De tous les cancers dont souffrent et meurent les sociétés, l’erreur judiciaire est celui qui suscite un unanime sentiment de révolte, lequel est probablement lié au fait que ce terrible dysfonctionnement soit directement provoqué par l’institution ayant précisément la charge d’administrer la justice. Cette justice avec un J majuscule qui est, si l’on s’en réfère à la définition qu’en donne le Larousse, « la vertu morale qui fait rendre à chacun ce qui lui est dû ».
Vaste débat que celui de définir ce qu’est ou ce que devrait être la justice idéale…
L’Affaire Mis et Thiennot est tout à fait révélatrice de ce regrettable dysfonctionnement judiciaire.
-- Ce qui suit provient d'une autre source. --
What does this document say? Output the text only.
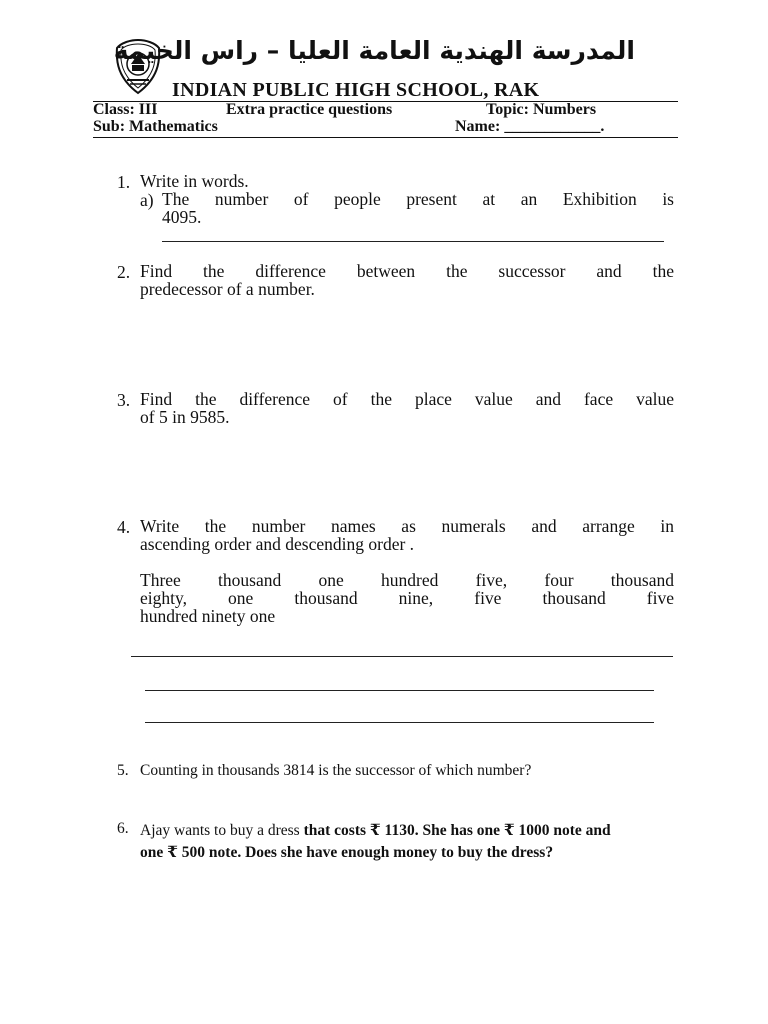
المدرسة الهندية العامة العليا – راس الخيمة
INDIAN PUBLIC HIGH SCHOOL, RAK
Class: III	Extra practice questions	Topic: Numbers
Sub: Mathematics	Name: ____________.
1. Write in words.
a) The number of people present at an Exhibition is
4095.
2. Find the difference between the successor and the
predecessor of a number.
3. Find the difference of the place value and face value
of 5 in 9585.
4. Write the number names as numerals and arrange in
ascending order and descending order .
Three thousand one hundred five, four thousand
eighty, one thousand nine, five thousand five
hundred ninety one
5. Counting in thousands 3814 is the successor of which number?
6. Ajay wants to buy a dress that costs ₹ 1130. She has one ₹ 1000 note and
one ₹ 500 note. Does she have enough money to buy the dress?
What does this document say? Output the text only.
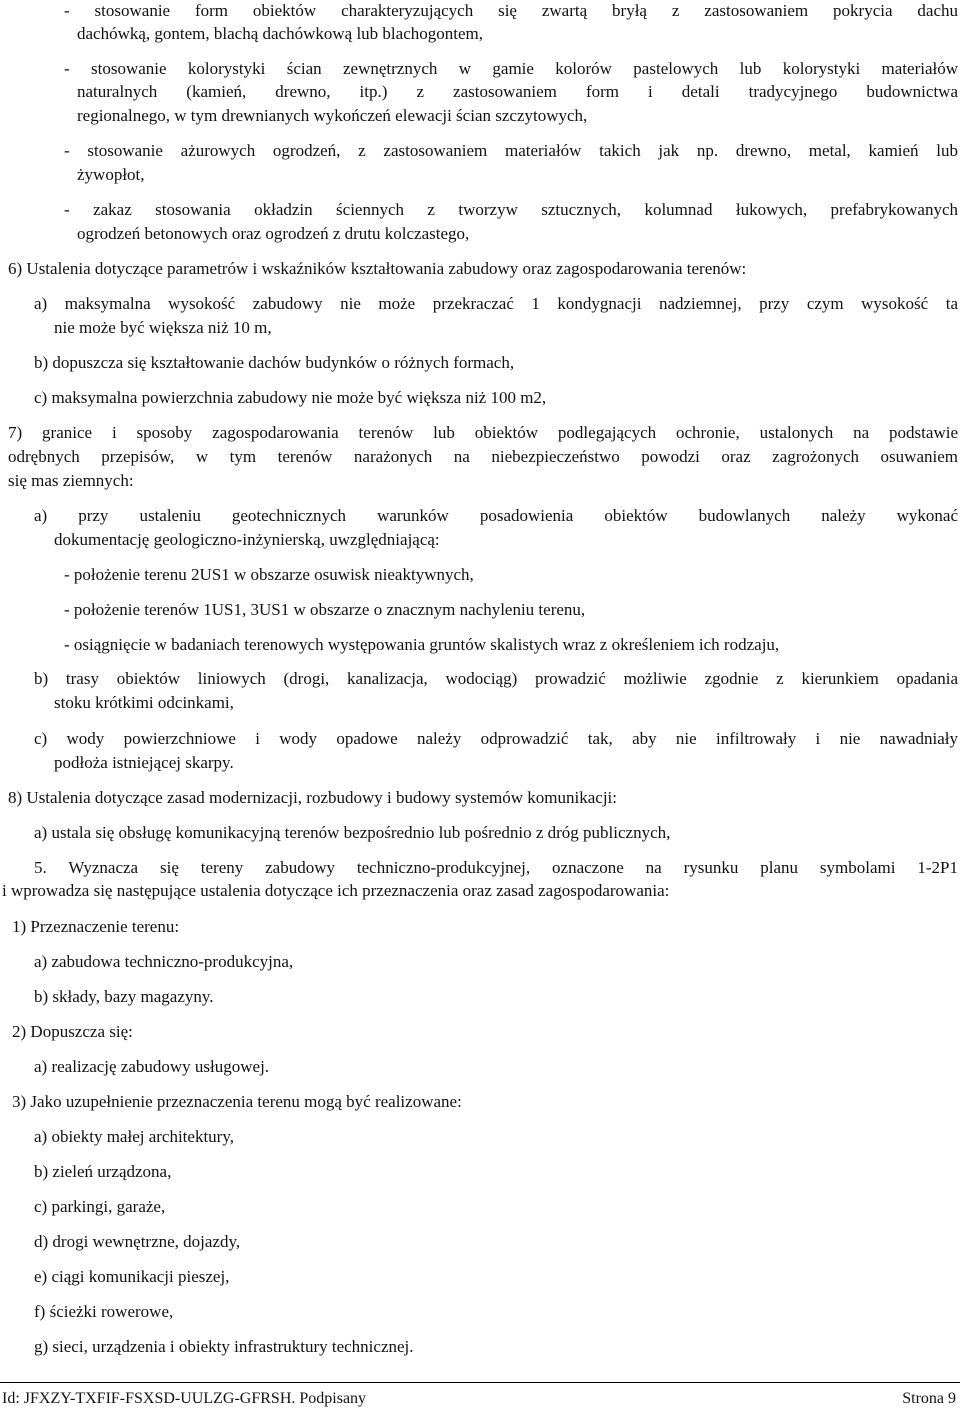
- stosowanie form obiektów charakteryzujących się zwartą bryłą z zastosowaniem pokrycia dachu
dachówką, gontem, blachą dachówkową lub blachogontem,
- stosowanie kolorystyki ścian zewnętrznych w gamie kolorów pastelowych lub kolorystyki materiałów
naturalnych (kamień, drewno, itp.) z zastosowaniem form i detali tradycyjnego budownictwa
regionalnego, w tym drewnianych wykończeń elewacji ścian szczytowych,
- stosowanie ażurowych ogrodzeń, z zastosowaniem materiałów takich jak np. drewno, metal, kamień lub
żywopłot,
- zakaz stosowania okładzin ściennych z tworzyw sztucznych, kolumnad łukowych, prefabrykowanych
ogrodzeń betonowych oraz ogrodzeń z drutu kolczastego,
6) Ustalenia dotyczące parametrów i wskaźników kształtowania zabudowy oraz zagospodarowania terenów:
a) maksymalna wysokość zabudowy nie może przekraczać 1 kondygnacji nadziemnej, przy czym wysokość ta
nie może być większa niż 10 m,
b) dopuszcza się kształtowanie dachów budynków o różnych formach,
c) maksymalna powierzchnia zabudowy nie może być większa niż 100 m2,
7) granice i sposoby zagospodarowania terenów lub obiektów podlegających ochronie, ustalonych na podstawie
odrębnych przepisów, w tym terenów narażonych na niebezpieczeństwo powodzi oraz zagrożonych osuwaniem
się mas ziemnych:
a) przy ustaleniu geotechnicznych warunków posadowienia obiektów budowlanych należy wykonać
dokumentację geologiczno-inżynierską, uwzględniającą:
- położenie terenu 2US1 w obszarze osuwisk nieaktywnych,
- położenie terenów 1US1, 3US1 w obszarze o znacznym nachyleniu terenu,
- osiągnięcie w badaniach terenowych występowania gruntów skalistych wraz z określeniem ich rodzaju,
b) trasy obiektów liniowych (drogi, kanalizacja, wodociąg) prowadzić możliwie zgodnie z kierunkiem opadania
stoku krótkimi odcinkami,
c) wody powierzchniowe i wody opadowe należy odprowadzić tak, aby nie infiltrowały i nie nawadniały
podłoża istniejącej skarpy.
8) Ustalenia dotyczące zasad modernizacji, rozbudowy i budowy systemów komunikacji:
a) ustala się obsługę komunikacyjną terenów bezpośrednio lub pośrednio z dróg publicznych,
5. Wyznacza się tereny zabudowy techniczno-produkcyjnej, oznaczone na rysunku planu symbolami 1-2P1
i wprowadza się następujące ustalenia dotyczące ich przeznaczenia oraz zasad zagospodarowania:
1) Przeznaczenie terenu:
a) zabudowa techniczno-produkcyjna,
b) składy, bazy magazyny.
2) Dopuszcza się:
a) realizację zabudowy usługowej.
3) Jako uzupełnienie przeznaczenia terenu mogą być realizowane:
a) obiekty małej architektury,
b) zieleń urządzona,
c) parkingi, garaże,
d) drogi wewnętrzne, dojazdy,
e) ciągi komunikacji pieszej,
f) ścieżki rowerowe,
g) sieci, urządzenia i obiekty infrastruktury technicznej.
Id: JFXZY-TXFIF-FSXSD-UULZG-GFRSH. Podpisany	Strona 9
En effet, avec l’affaire Seznec, elle est celle qui pose encore problème aux instances judiciaires de notre pays et ce, plus de soixante ans après les faits…
Elle est exemplaire de ce que peut être une erreur judiciaire. Tout y est :
- de graves lacunes au niveau de l’enquête (une enquête sélective, qui ne retient que certains témoignages, qui n’emprunte qu’une seule piste…),
- des preuves matérielles apparaissant montées de toutes pièces par les enquêteurs pour les besoins de leur curieuse démonstration,
- une version des faits en total désaccord avec les conclusions du rapport d’autopsie (rapport d’ailleurs raturé, surchargé…),
- des conclusions parfois grotesques par le détail de certaines circonstances,
- des témoignages à charge plus ou moins fragiles, suspects même pour certains (des erreurs, des contradictions, des oublis…)…
Tout y est, même des aveux !
Pourtant, depuis leur inculpation en janvier 1947, Raymond Mis, Gabriel Thiennot ainsi que leurs six camarades : Gervais et Emile Thibault, Stanislas Mis, Bernard Chauvet, Jean Blanchet, André Chichery, n’ont cessé de clamer leur innocence.